Other cost-effective ways to train and deploy include serverless platforms and containerization. Serverless platforms (like Amazon Lambda) allow you to scale up when you need the computing power and scale down when you don’t. Containerization lets you deploy multiple individually packaged instances of your software on the same machine.
Read more about How Finn AI uses Amazon MXNet to train our banking chatbot models deployed into production.
Deploying into production
When you’re ready to deploy your chatbot, there are many steps to consider:
- Where is it hosted? On-premise or in the cloud?
- How will you set up a pipeline from the training model to the deployment model?
- How does it interact with existing systems? Is it standalone? Is it integrating with other business applications? Is it replacing something else?
- What processes will it change?
- Which teams does it affect? What’s the internal communications/training plan?
- How will you manage updates to the model? How frequently will you release new models with additional data? How will you validate that the new models are safe to deploy?

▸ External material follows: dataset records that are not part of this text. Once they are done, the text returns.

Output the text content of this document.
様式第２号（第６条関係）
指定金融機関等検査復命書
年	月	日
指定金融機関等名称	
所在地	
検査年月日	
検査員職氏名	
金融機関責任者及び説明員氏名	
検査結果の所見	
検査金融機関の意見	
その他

Every organization will have a different set of considerations to work through to ensure the deployment of the chatbot is as smooth as possible
Measuring the live performance
Once your model is in the wild, it’s time to watch it grow, measure its performance, and tailor it as required. Figure out what metrics you’ll use. Basic metrics include:
- How many entities and intents match successfully?
- How many errors are there?
- What are the most common questions people ask?
As metrics continue to evolve, we’ll be able to surface greater insights to further prove the ROI of Deep Learning models.
Deploying Deep Learning models at scale is a long and complex process. This makes the barrier of entry very high for all but an elite few.
If you’re interested in this topic, follow the work of Geoffrey Hinton at the Vector Institute. Many call him the ‘Godfather of Deep Learning’ as he was researching this field long before we had the hardware and data to make it work. There are also some useful articles that go into more detail on the technical aspects—I recommend Algorithmia’s blog post and Mahesh Kumar’s Medium post.